37. AU MÊME.

Berlin, 14 janvier 1738.149-a

Monsieur, vous me faites la plus jolie galanterie du monde. Je reçois un paquet sous mon adresse; je reconnais les cachets, j'ouvre, et je trouve Mérope. Je lis, je suis charmé, j'admire, et je suis obligé d'augmenter la reconnaissance que je vous dois, et que je ne croyais plus susceptible d'accroissement. Mérope est une des plus belles tragédies qu'on ait faites : l'économie de la pièce est menée avec adresse; la terreur croît de scène en scène; et la tendresse maternelle substituée à l'amour doucereux m'a charmé. J'avoue que la voix de la nature me paraît infiniment plus pathétique que celle d'une passion frivole. Les vers sont pleins de noblesse, les sentiments expliqués avec dignité; enfin la conduite de la pièce, l'expression des mœurs, la vraisemblance, le dénoûment, tout y est aussi heureusement amené qu'on peut le désirer. Il n'y a que vous au monde qui puissiez faire une pièce aussi parfaite que Mérope. J'en suis charmé, j'en suis extasié, et je ne finirais point, si ce n'était pour épargner votre modestie.

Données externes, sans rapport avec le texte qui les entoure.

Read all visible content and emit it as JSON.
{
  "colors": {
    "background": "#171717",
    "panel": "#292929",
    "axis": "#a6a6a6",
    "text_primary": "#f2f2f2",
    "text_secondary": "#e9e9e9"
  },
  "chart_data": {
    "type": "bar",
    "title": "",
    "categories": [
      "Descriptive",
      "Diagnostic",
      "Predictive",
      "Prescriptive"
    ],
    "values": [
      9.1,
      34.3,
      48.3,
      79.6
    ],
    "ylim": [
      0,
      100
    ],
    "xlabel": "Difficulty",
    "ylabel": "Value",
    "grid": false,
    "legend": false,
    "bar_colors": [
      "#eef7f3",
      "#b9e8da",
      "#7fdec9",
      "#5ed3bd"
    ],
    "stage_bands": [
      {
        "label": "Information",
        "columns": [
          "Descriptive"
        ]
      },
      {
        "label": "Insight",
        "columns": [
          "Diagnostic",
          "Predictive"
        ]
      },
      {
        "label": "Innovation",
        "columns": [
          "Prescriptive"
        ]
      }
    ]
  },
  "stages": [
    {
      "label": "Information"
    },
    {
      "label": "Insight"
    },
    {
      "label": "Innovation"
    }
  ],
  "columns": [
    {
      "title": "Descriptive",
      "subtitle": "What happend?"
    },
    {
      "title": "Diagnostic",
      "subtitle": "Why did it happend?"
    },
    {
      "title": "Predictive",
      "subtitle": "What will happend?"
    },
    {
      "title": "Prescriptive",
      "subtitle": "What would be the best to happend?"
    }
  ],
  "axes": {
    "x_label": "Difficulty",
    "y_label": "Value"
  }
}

Si je ne puis vous payer avec une même monnaie, je ne veux <134>pas cependant ne vous point témoigner ma reconnaissance. Je vous prie, conservez la bague que je vous envoie comme un monument du plaisir que votre incomparable tragédie m'a causé. Si vous n'aviez jamais fait que Mérope, cette pièce suffirait seule pour faire passer votre nom jusqu'aux siècles les plus reculés. Vos ouvrages suffiraient pour immortaliser vingt grands hommes, dont aucun ne manquerait de gloire.

Vous m'avez obligé sensiblement par les attentions que vous me témoignez en toutes les occasions qui se présentent. Je reste toujours en arrière avec vous, et je m'impatiente de ne pouvoir pas vous témoigner toute l'étendue des sentiments pleins d'estime avec lesquels je suis, etc.

N'oubliez pas de faire mille amitiés de ma part à l'incomparable Émilie.

Il s'est trouvé quelques fautes de copiste dans Mérope; je les noterai, et je vous les enverrai par le premier ordinaire, pour vous prier de me les corriger.150-a

Césarion n'est pas encore arrivé; il faut avouer que l'amour est un grand maître.


149-a Dans l'édition de Kehl, cette lettre est datée du 14 janvier 1737; dans les Œuvres posthumes, t. X, p. 146-148, elle est sans date. Nous donnons le texte de l'édition de Kehl. et tirons la date de la traduction allemande des Œuvres posthumes, t. VIII, p. 127.

150-a Cet alinéa, omis dans l'édition de Kehl, est tiré des Œuvres posthumes, t. X, p. 148.